I’m trying to perform an analysis where I take microdata level OCCSOC responses from ACS and pair them with the typical education needed for entry (from the BLS standards I’m coming up with a lot of N/As, either because the OCCSOC response is coded with a 0 at the end (11-2020 for example) where it doesn’t appear in the education file or because it is coded with a number of X’s at the end (ex. 11-10XX).

I’m wondering what the reasons for these atypical SOC codes are, and if there’s anything I can do about them?

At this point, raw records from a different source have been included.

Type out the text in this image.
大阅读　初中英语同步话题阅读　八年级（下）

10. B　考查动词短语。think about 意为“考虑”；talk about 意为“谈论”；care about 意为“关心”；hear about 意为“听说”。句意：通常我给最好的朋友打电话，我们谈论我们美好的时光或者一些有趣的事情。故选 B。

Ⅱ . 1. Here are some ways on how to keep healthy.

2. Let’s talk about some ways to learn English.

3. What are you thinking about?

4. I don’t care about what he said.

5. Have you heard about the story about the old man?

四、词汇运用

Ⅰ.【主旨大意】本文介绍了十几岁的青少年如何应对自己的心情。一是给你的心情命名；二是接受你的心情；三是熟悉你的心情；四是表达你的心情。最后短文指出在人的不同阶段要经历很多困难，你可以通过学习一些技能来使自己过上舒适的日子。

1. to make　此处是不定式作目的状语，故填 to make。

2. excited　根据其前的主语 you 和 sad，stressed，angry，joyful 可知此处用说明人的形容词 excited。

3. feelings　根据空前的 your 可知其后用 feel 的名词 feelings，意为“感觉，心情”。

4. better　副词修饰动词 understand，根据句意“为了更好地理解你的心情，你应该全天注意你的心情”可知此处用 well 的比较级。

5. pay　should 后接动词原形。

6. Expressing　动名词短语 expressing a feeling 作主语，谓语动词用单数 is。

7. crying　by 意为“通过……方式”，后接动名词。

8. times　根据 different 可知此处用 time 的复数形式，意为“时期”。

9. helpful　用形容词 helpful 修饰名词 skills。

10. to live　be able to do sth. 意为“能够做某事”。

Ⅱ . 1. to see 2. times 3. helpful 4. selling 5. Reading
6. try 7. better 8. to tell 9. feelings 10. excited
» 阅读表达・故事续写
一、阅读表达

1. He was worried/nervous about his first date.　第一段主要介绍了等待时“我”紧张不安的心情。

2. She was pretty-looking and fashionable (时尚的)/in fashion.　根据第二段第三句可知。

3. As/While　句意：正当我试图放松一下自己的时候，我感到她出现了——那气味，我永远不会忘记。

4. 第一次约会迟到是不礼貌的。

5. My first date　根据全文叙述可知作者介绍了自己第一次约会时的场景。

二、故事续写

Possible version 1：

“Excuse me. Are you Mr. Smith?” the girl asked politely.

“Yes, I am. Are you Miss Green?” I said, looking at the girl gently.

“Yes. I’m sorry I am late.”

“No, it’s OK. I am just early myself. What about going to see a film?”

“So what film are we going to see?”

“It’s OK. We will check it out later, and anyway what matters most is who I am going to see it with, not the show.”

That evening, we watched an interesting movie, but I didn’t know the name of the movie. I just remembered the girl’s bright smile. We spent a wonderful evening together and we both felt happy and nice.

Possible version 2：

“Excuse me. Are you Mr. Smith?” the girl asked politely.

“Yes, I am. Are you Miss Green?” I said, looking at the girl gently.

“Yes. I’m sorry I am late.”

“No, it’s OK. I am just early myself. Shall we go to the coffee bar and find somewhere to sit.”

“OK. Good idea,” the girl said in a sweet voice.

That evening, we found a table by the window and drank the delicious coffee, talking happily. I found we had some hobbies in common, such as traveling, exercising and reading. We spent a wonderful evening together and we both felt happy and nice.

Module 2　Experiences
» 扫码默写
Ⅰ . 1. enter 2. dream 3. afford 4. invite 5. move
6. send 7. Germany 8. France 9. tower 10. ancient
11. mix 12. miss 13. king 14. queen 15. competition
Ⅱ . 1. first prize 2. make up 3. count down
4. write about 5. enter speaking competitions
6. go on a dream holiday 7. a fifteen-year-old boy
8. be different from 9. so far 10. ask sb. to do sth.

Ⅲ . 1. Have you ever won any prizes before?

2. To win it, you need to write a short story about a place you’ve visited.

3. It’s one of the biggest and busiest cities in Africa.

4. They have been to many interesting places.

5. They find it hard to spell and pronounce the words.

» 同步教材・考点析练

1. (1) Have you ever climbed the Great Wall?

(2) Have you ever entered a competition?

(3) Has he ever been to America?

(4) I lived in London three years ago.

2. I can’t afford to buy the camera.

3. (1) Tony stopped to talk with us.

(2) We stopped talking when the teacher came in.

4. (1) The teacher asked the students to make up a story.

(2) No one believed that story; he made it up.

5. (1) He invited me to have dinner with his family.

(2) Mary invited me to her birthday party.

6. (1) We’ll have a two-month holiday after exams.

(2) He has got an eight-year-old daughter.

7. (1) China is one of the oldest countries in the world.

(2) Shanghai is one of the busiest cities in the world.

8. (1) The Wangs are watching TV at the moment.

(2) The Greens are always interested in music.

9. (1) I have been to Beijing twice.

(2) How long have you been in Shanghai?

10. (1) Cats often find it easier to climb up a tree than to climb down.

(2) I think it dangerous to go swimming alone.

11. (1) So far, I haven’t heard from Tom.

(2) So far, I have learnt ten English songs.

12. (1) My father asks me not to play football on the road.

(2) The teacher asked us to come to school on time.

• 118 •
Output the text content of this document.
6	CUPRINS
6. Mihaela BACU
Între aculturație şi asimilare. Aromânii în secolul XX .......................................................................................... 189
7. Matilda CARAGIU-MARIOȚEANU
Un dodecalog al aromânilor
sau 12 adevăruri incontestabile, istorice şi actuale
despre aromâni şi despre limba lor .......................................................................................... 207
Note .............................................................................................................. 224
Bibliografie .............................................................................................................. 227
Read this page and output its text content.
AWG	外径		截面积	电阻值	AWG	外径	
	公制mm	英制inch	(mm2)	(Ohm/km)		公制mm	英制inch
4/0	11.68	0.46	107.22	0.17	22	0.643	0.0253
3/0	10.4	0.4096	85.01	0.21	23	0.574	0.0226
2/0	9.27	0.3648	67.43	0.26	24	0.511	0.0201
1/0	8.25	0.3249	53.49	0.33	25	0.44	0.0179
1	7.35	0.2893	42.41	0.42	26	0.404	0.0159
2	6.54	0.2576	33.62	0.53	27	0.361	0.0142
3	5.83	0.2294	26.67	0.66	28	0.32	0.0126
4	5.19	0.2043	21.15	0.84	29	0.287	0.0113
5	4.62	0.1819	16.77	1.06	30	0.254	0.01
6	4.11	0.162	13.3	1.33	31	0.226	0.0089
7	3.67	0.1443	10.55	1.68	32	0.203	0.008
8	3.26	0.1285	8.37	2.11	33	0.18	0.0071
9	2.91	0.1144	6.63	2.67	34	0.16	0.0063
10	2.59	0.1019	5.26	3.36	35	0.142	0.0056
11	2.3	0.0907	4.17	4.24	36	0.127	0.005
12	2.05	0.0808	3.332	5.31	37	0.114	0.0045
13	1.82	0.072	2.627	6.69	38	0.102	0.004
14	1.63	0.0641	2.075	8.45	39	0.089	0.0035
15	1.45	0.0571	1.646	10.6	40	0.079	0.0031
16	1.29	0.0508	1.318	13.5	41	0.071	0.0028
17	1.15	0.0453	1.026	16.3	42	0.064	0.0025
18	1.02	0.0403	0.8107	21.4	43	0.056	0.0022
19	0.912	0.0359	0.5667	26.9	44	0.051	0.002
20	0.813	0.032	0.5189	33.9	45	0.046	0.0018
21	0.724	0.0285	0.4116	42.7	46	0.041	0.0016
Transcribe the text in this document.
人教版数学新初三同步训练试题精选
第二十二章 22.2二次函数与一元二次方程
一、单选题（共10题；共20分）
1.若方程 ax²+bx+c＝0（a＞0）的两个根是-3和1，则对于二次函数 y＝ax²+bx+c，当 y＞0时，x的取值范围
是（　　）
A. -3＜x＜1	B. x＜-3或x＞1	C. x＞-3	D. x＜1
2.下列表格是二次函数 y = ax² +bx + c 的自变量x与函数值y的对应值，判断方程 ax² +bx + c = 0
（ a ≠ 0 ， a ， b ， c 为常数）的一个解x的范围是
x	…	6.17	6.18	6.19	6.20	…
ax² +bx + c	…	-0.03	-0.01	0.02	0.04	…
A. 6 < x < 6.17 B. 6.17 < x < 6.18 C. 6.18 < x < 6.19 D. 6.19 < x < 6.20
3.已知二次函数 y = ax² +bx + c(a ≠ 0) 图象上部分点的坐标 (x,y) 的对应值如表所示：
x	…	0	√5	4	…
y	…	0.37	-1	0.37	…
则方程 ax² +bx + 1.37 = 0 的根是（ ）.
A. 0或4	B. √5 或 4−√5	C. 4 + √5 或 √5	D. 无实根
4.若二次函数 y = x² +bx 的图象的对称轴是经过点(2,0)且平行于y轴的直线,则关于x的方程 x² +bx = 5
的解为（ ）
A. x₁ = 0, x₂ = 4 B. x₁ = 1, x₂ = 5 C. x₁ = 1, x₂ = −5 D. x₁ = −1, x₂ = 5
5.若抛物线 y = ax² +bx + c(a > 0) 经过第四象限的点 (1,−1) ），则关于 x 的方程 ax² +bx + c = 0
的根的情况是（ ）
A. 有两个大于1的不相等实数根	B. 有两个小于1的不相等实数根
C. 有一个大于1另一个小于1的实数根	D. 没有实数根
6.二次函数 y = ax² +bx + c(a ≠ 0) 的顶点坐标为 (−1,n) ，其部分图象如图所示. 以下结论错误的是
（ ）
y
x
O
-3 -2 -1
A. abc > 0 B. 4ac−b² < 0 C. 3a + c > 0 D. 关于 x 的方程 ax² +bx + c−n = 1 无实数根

The ACS does not originally code Occupation responses into SOC categories, but rather codes them into a specific Census Occupation coding structure. While this Census Occupation coding structure is based on the SOC framework, the two coding structures do not perfectly map onto one another. Codes including XX (and sometimes YY) represent combinations of SOC categories that translate to a single Census Occupation code. IPUMS-USA includes a table that lists which categories are included in these combined codes here.

The codes that end in 0, such as 11-2020, appear to also represent combinations (11-2020=Marketing and sales managers, while 11-2021=Marketing managers and 11-2022=Sales managers according to the BLS page you linked to). The 2012 ACS Occupation code list states “101 aggregated categories were combined for confidentiality reasons, including because the category contained fewer than 10,000 people nationwide.”